Given these goals, we can start to postulate on a possible design. We can assume that we have a very high spec machine with lots of threads and lots of memory and an excess of SSD disk. That being said, the accounts database is much larger than main memory so we will have to store it on disk. This means we are very much I/O constrained. This means we need a really good cache tailored to the use case.

The new design would look as follows:

  • Disk storage format: We want to lay out a large hash table structure on disk. This will likely result in having some set of files organized to contain data records. Files will have a header containing a hash table of the records in the file. There will also be a bloom filter for quick existence checking of records in the file. It is unclear yet but it may be promising to organize these files in a prefix trie, such that each address describes a path down the trie to the location of the record within a file(s). If the majority of this trie can be cached in memory, its likely that we can make this really fast.
  • In-memory cache: A very efficient hash table! I believe that we will need to have a cache granularity that is much smaller than the account level. I believe we can get away with caching only requested (account, 256 byte block of data). This is because when data is modified or read in these accounts, its likely a much smaller portion than the whole. This will increase cache hit rates as more space will be available to cache more relevant data. We will likely use an LRU cache (more precisely a CLOCK cache) with some preference for records which are used very frequently.
  • Diff write-back log: Every time a record modification is committed, we will take the 4KiB page it resides on and add it to a buffer for subsequent writing. A hash table for pages in the buffer will be maintained so that more edits can be made to the same page while it is still in the queue. This will avoid re-writing a whole 10 MiB account just because a few bytes changed within it.
  • Compaction: We want a system which avoids compaction at all costs but not if the alternative is inefficient.
  • Concurrency control: Due to the way the Solana runtime operates, we can likely use a lock-free transaction scheme when executing a block’s transactions. This is because we know before hand that the transactions which we wish to execute will not contend. This is may be a bad assumption.

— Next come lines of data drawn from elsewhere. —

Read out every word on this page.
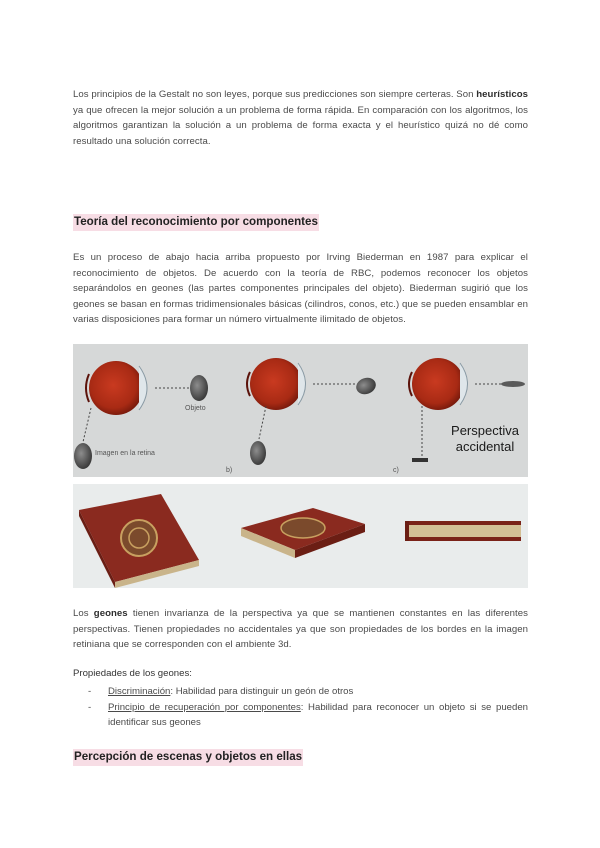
Los principios de la Gestalt no son leyes, porque sus predicciones son siempre certeras. Son heurísticos ya que ofrecen la mejor solución a un problema de forma rápida. En comparación con los algoritmos, los algoritmos garantizan la solución a un problema de forma exacta y el heurístico quizá no dé como resultado una solución correcta.

Teoría del reconocimiento por componentes

Es un proceso de abajo hacia arriba propuesto por Irving Biederman en 1987 para explicar el reconocimiento de objetos. De acuerdo con la teoría de RBC, podemos reconocer los objetos separándolos en geones (las partes componentes principales del objeto). Biederman sugirió que los geones se basan en formas tridimensionales básicas (cilindros, conos, etc.) que se pueden ensamblar en varias disposiciones para formar un número virtualmente ilimitado de objetos.

Objeto
Imagen en la retina
b)	c)
Perspectiva
accidental

Los geones tienen invarianza de la perspectiva ya que se mantienen constantes en las diferentes perspectivas. Tienen propiedades no accidentales ya que son propiedades de los bordes en la imagen retiniana que se corresponden con el ambiente 3d.

Propiedades de los geones:

- Discriminación: Habilidad para distinguir un geón de otros
- Principio de recuperación por componentes: Habilidad para reconocer un objeto si se pueden identificar sus geones
Percepción de escenas y objetos en ellas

This is very much a high level sketch, and I imagine it will change as we approach actual implementation. I am very much still warming up to Solana so this could all be wrong.

Some Further Considerations


These are mostly just notes and questions that I still have:

  • Do we need locks? Locking granularity?
  • How do we fill in the database on startup? On restart? On fault? We may need WAL (yikes!) or a relaxed WAL algorithm.
  • How do we handle the scans and mass updates required for rent payment?
  • How to handle resizing of records?

Next Steps


Well there is a lot here to do and even more to continue thinking on! But before we can do any implementing there are several things that need to be quantified.

I think we need to ascertain the access pattern for accounts as it exists the real world. By measuring the read and write patterns we can determine what the right in-memory caching scheme is as well as the right layout on disk.

We also need to measure the distribution of accounts by size and data entropy and diversity of content. If many accounts are similar and do not change, we can optimize for this.

I have already done some benchmarking of RocksDB but would like to do it with an analogue of Solana access patterns (with optimal settings). I would like to do the same with the Solana AccountsDB to obtain a baseline for performance.

I am hoping this will be the content for part 2! Thanks for reading!

Footnotes


  1. Technically you can be rent exempt if you provide a certain amount of SOL to the account.